Calculate the log p-values from the Fisher test.
pvF = pv.Fisher.collostr(a, b, c, d)
# Convert to effect size measure
logpvF = ifelse(a < Exp, log10(pvF), -log10(pvF))
head(cbind(as.character(reduced_data$Bigram), a, Exp, b, c, d, logpvF))
## a Exp b c d
## [1,] "about america" "2" "2.01120448179272" "4" "357" "708"
## [2,] "across america" "3" "1.67600373482726" "2" "356" "710"
## [3,] "again america" "1" "0.335200746965453" "0" "358" "712"
## [4,] "and america" "9" "3.35200746965453" "1" "350" "711"
## [5,] "around america" "1" "0.335200746965453" "0" "358" "712"
## [6,] "back america" "1" "0.335200746965453" "0" "358" "712"
## logpvF
## [1,] "0"
## [2,] "0.466695797455702"
## [3,] "0.474695022253536"
## [4,] "3.45432045600062"
## [5,] "0.474695022253536"
## [6,] "0.474695022253536"
Create the top 10 bigrams for Not Prez (positive scores) and for Prez (negative scores).
reduced_data$logp = logpvF
reduced_data = reduced_data[order(-reduced_data$logp),]
top_prez = reduced_data$Bigram[1:10]
head(reduced_data,10)
## Bigram Prez NotPrez logp
## 39038 making america 37 12 9.0503579
## 32287 in america 31 10 7.6420733
## 67154 to america 16 6 3.5494599
## 5750 and america 9 1 3.4543205
## 36007 keep america 7 0 3.3398914
## 51644 putting america 6 0 2.8603165
## 44917 of america 22 19 2.1637064
## 11448 bless america 7 2 2.0794249
## 37064 leadership america 3 0 1.4265053
## 11655 booming america 2 0 0.9501958
as.character(top_prez)
## [1] "making america" "in america" "to america"
## [4] "and america" "keep america" "putting america"
## [7] "of america" "bless america" "leadership america"
## [10] "booming america"
reduced_data = reduced_data[order(reduced_data$logp),]
top_notprez = reduced_data$Bigram[1:10]
head(reduced_data,10)
## Bigram Prez NotPrez logp
## 38950 make america 103 380 -13.9510960
## 92442 crippled america 0 30 -5.2967691
## 77978 you america 2 29 -3.1504879
## 125723 save america 0 9 -1.4780333
## 98283 fix america 0 5 -0.7568401
## 138097 trump america 0 5 -0.7568401
## 52250 realdonaldtrump america 1 7 -0.5526976
## 87977 bring america 0 4 -0.5126699
## 110868 loves america 0 4 -0.5126699
## 113629 morning america 0 4 -0.5126699
as.character(top_notprez)
## [1] "make america" "crippled america"
## [3] "you america" "save america"
## [5] "fix america" "trump america"
## [7] "realdonaldtrump america" "bring america"
## [9] "loves america" "morning america"
What can you gather from the different top scores for Not Prez and Prez?
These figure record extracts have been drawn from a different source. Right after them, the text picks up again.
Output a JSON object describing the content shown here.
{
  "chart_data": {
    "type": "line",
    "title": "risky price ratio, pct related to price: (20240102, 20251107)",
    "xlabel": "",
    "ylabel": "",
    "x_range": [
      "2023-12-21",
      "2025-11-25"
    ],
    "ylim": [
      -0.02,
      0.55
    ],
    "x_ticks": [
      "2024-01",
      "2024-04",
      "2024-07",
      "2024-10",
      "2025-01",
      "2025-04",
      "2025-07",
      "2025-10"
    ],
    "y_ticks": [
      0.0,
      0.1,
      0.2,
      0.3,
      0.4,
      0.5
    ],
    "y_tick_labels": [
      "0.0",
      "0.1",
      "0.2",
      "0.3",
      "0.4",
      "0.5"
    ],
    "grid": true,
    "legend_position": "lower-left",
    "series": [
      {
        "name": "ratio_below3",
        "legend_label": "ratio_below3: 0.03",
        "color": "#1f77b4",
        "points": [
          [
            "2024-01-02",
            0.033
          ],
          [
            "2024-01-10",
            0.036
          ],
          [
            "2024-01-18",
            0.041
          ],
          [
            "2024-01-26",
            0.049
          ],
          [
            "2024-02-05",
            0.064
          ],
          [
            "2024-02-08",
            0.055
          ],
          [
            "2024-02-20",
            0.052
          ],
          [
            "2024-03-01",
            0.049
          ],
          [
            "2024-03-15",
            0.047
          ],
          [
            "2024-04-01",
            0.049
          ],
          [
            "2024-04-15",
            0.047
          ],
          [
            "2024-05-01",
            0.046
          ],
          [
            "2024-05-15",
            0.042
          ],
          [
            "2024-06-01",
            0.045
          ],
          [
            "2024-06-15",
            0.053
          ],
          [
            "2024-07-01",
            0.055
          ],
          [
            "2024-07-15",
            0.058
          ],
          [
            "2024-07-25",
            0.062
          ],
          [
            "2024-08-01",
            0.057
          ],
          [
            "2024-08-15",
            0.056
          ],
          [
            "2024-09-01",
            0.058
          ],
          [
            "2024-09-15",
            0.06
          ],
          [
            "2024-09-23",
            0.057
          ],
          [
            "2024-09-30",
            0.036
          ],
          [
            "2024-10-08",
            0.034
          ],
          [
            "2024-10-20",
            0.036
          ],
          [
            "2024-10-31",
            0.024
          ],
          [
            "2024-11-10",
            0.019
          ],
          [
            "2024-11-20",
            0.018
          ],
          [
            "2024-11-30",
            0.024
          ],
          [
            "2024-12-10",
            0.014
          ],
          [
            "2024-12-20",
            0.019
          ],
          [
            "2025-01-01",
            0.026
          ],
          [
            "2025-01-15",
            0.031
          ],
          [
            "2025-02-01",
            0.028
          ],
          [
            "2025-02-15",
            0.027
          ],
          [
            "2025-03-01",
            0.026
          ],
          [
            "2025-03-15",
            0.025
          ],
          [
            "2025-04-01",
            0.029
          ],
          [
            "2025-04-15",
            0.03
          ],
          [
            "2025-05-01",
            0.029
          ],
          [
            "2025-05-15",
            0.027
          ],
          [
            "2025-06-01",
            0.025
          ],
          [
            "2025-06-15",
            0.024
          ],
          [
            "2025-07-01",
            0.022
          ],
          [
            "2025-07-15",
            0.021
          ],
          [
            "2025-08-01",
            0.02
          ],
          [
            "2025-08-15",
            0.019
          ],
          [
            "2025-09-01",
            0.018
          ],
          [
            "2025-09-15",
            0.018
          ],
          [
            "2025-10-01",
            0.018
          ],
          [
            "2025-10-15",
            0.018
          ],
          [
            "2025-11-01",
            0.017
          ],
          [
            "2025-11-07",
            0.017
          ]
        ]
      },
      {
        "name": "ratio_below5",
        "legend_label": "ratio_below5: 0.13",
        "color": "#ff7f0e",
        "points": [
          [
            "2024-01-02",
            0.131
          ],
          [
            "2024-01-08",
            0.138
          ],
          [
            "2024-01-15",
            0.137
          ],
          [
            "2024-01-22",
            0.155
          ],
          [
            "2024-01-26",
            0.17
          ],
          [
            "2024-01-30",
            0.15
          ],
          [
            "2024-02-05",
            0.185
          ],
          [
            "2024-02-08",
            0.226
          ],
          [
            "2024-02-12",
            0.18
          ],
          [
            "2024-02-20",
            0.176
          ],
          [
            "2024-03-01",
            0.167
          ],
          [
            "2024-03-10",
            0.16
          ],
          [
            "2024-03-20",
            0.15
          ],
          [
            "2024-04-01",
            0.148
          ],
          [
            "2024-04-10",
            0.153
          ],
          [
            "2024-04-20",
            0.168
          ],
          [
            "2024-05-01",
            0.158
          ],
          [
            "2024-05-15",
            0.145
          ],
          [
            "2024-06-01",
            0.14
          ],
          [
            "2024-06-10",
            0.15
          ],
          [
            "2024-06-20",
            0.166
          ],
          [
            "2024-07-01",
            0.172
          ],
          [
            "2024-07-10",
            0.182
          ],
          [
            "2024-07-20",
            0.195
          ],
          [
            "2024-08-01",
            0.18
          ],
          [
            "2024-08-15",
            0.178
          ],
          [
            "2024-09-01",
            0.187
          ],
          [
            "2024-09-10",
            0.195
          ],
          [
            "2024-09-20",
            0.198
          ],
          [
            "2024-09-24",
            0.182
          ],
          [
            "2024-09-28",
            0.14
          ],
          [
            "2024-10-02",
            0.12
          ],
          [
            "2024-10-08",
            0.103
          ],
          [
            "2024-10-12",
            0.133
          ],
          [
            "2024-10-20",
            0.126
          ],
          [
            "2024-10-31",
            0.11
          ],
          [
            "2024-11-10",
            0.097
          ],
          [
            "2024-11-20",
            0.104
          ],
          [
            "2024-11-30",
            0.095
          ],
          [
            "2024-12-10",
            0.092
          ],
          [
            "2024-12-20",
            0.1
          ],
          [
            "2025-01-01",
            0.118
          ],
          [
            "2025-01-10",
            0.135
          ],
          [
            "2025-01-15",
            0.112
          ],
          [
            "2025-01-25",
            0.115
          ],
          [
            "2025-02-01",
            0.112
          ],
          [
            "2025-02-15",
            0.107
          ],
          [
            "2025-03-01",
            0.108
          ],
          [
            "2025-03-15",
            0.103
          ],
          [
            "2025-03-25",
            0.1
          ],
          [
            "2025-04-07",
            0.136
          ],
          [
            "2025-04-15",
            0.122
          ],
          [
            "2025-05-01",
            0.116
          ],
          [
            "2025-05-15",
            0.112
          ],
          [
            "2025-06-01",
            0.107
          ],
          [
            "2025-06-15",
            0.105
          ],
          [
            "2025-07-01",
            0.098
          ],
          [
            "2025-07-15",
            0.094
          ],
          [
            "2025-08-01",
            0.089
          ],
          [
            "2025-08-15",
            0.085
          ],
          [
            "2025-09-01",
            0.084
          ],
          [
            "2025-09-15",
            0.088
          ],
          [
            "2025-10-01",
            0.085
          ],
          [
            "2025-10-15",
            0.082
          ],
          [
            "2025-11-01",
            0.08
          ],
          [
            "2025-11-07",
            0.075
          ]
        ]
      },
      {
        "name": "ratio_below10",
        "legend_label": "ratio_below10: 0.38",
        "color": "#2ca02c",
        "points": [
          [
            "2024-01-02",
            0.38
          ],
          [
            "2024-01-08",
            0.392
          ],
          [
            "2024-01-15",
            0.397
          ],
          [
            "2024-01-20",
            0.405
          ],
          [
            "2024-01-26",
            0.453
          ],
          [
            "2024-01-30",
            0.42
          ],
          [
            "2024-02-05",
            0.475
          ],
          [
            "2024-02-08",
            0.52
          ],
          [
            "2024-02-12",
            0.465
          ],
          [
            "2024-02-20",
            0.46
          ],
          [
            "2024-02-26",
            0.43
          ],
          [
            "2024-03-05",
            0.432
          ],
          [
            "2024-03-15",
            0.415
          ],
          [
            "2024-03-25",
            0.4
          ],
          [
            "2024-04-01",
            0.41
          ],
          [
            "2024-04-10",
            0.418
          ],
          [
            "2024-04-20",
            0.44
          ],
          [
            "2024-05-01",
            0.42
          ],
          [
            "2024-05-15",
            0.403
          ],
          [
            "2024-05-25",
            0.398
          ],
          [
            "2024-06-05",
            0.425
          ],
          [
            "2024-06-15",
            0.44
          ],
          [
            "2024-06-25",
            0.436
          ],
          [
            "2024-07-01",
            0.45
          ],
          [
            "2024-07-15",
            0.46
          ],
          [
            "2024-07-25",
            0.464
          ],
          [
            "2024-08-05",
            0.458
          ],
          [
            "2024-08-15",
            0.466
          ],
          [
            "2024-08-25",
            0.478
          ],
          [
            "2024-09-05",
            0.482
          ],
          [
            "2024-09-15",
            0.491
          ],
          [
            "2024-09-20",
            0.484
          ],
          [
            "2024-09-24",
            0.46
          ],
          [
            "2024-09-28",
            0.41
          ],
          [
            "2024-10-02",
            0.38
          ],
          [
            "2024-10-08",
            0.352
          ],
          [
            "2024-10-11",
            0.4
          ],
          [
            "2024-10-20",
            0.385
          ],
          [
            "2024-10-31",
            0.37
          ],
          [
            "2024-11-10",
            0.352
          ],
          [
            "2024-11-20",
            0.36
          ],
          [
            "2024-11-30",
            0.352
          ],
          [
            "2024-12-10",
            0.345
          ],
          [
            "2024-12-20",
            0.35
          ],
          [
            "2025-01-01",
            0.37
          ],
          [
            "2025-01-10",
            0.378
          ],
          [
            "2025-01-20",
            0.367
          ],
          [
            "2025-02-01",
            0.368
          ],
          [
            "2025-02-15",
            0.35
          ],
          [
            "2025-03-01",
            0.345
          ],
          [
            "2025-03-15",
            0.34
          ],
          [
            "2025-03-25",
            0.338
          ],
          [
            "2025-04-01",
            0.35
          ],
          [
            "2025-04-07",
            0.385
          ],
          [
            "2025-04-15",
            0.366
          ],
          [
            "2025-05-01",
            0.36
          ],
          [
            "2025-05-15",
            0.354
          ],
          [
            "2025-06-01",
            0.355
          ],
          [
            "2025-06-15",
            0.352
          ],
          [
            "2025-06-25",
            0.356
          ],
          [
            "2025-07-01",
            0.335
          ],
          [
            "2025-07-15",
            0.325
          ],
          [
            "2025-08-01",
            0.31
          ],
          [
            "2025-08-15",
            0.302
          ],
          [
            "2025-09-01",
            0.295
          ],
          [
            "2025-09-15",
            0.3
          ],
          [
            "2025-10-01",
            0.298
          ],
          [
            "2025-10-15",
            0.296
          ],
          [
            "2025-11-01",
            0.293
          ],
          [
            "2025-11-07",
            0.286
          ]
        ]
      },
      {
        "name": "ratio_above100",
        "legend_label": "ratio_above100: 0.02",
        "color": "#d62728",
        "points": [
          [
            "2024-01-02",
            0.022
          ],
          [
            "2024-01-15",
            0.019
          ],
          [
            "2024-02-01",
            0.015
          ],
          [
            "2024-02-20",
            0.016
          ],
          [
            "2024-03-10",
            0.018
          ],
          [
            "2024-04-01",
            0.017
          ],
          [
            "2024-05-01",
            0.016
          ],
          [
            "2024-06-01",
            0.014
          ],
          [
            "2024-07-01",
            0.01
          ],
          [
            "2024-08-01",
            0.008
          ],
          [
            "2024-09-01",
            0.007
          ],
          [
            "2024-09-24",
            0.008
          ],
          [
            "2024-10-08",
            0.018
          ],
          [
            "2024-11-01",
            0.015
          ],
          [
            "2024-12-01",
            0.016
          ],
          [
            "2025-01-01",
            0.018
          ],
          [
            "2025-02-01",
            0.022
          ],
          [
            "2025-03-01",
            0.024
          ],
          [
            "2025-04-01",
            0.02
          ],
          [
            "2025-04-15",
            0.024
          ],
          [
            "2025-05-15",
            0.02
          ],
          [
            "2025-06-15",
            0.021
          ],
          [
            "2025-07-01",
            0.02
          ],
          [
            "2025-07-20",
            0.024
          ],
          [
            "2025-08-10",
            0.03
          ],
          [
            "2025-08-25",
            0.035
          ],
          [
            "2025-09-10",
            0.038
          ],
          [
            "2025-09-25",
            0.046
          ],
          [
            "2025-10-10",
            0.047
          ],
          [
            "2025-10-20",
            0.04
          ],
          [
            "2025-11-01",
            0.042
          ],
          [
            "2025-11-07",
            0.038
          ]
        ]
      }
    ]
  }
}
Did he appear to change his style once inaugurated?
Before he was selected as president, he used a lot of ‘make america’,‘save america’. After becoming the President he still used the word a lot, but the frequency decreased and it makes sense because this is the time to act and not just keep repeating the same promises.